Mesmo o IBAMA somou castas ambientais, mas não conseguiu englobar outros interesses como a água ou a mineração, e por suas dificuldades institucionais e graves distorções ideológicas, ao invés de conquistar estes setores criou um emaranhado de conflitos onde uma Secretaria com status de Ministério como a SEAP cuida da Pesca, mas só pela metade, pois fiscalização e controle são do IBAMA. A perda da pesca para a SEAP é só o inicio de outras, como as florestas que começam a migrar para outras instâncias e até Ministérios, já reivindicadas pela Agricultura, sem contar o recente desmembramento da área de Unidades de Conservação.
Como este artigo não visa tratar deste mérito, esta indicação serve para demonstrar como a mistura de grupos não foi conseguida nem mesmo em um ato institucional forte como a criação do IBAMA pelo então presidente José Sarney, e nem conseguiu evoluir conceitualmente quando seu filho, o amigo deputado Sarney Filho (PV-MA), foi seu ministro.
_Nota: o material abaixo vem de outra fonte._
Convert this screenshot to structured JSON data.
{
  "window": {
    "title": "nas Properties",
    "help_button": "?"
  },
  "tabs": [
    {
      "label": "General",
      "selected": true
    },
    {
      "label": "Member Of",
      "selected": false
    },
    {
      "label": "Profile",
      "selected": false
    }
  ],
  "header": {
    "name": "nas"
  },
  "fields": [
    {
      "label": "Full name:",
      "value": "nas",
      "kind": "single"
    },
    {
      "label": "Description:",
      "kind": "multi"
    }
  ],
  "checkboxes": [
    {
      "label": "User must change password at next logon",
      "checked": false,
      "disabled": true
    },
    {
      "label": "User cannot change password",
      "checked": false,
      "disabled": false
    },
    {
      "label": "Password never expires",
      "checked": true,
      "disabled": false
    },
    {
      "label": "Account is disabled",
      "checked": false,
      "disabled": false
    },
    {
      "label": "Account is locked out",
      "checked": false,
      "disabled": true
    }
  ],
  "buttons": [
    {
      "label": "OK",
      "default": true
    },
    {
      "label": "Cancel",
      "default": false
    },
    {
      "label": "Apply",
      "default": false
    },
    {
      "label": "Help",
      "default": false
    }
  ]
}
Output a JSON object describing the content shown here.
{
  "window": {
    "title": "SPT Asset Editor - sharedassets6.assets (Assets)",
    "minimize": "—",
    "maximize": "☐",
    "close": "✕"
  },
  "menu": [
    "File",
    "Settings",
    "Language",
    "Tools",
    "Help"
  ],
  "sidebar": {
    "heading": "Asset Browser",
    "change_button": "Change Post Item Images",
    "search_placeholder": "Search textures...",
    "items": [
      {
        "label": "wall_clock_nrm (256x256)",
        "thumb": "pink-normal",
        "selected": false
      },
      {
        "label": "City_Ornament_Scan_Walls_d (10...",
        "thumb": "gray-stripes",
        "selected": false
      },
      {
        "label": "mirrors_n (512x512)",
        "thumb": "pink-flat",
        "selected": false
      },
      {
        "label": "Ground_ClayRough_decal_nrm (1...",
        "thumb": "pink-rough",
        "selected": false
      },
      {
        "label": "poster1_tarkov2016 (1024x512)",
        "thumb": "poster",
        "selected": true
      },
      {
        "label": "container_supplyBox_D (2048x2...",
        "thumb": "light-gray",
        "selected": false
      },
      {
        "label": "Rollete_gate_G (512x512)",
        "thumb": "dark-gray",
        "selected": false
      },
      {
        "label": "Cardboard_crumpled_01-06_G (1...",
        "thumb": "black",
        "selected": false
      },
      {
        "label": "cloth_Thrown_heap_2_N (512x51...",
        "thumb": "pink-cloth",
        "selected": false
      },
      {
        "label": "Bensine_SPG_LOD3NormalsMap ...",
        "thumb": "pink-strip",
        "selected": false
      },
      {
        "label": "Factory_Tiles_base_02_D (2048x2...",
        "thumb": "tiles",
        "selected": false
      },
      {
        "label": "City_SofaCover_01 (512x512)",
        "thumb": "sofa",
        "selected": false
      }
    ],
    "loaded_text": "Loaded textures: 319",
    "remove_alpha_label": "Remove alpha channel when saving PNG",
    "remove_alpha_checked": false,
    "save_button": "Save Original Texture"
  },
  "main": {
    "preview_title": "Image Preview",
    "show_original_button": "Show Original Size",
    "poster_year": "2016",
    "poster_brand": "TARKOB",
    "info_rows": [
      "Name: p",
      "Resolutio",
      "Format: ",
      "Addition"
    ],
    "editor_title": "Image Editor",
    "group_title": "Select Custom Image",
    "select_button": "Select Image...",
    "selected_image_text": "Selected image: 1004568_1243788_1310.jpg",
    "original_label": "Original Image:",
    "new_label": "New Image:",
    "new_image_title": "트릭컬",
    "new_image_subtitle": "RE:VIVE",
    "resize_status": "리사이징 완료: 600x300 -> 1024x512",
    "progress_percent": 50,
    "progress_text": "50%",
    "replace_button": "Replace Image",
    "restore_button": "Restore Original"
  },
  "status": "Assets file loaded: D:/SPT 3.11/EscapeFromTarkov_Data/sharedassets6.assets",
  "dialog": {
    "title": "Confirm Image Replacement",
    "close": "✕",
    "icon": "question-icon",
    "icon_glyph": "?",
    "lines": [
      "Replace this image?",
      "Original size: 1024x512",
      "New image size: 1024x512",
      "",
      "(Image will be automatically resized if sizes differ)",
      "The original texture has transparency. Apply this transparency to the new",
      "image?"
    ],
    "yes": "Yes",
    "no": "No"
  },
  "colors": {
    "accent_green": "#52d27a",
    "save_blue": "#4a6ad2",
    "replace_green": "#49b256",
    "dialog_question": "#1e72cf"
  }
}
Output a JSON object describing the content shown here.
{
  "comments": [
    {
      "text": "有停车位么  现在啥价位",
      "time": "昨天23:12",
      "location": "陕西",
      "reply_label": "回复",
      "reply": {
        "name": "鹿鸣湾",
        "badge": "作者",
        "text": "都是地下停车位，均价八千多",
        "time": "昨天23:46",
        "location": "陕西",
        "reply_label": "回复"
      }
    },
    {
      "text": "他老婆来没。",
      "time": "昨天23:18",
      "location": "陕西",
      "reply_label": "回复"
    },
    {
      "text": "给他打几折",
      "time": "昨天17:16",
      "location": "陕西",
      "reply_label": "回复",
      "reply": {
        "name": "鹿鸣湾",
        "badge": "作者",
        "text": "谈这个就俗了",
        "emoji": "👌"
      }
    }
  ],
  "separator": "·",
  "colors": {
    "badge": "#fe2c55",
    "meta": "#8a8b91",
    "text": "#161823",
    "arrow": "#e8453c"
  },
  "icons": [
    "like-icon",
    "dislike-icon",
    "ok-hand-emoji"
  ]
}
Várias foram e são as causas, e o mais grave é a que tem afetado milhares de profissionais, de biólogos a engenheiros, que todos os dias vêem desconsiderados seus direitos e obrigações, garantidos pela Constituição, e sua respectiva responsabilidade técnica, em função de algo que não sei ser uma imposição ou conluio entre os tecnocratas de plantão e a neo-legiscracia que se impôs pelo terror da imposição de normas, etc, sem a devida base de sustentabilidade. (só no banco de dados de AmbienteBrasil existem mais de 8 mil (!), geradas a maioria nos últimos 20 anos).
A lei e a norma existem exclusivamente para garantir o convívio das pessoas e suas atividades em sociedade, e no caso ambiental, com padrões de garantia da qualidade de vida para as próximas gerações etc. A lei não é uma "verdade", e nem precisa ser, é apenas uma "necessidade" no caso da ausência da verdade ou do limite de convivência, sendo verdade ou não. Mas não pode ser a negação ou substituição da verdade e, no caso da ciência ambiental, mais relevante pelos interesses difusos envolvidos.
A tecnocracia sempre tenta impor seu conhecimento como argumento balizador do caminho a seguir, e comete e cometeu muitos exageros, especialmente quando a serviço de interesses da burocracia, de políticos ou de segmentos econômicos. Mas a neo-legiscracia vem superando todos os exageros anteriores. Pareceres dos departamentos técnicos do IBAMA não são mais a opinião de um engenheiro, biólogo, veterinário ou outro profissional que opina a luz de seu conhecimento, nos limites da tecnicidade, deixando que a procuradoria e outros jurídicos complementem o parecer sobre os limites legais. Os técnicos se repetem em citar resoluções ou portarias, sem questionar sua responsabilidade e juramento perante a profissão e à sociedade de defender a sua verdade.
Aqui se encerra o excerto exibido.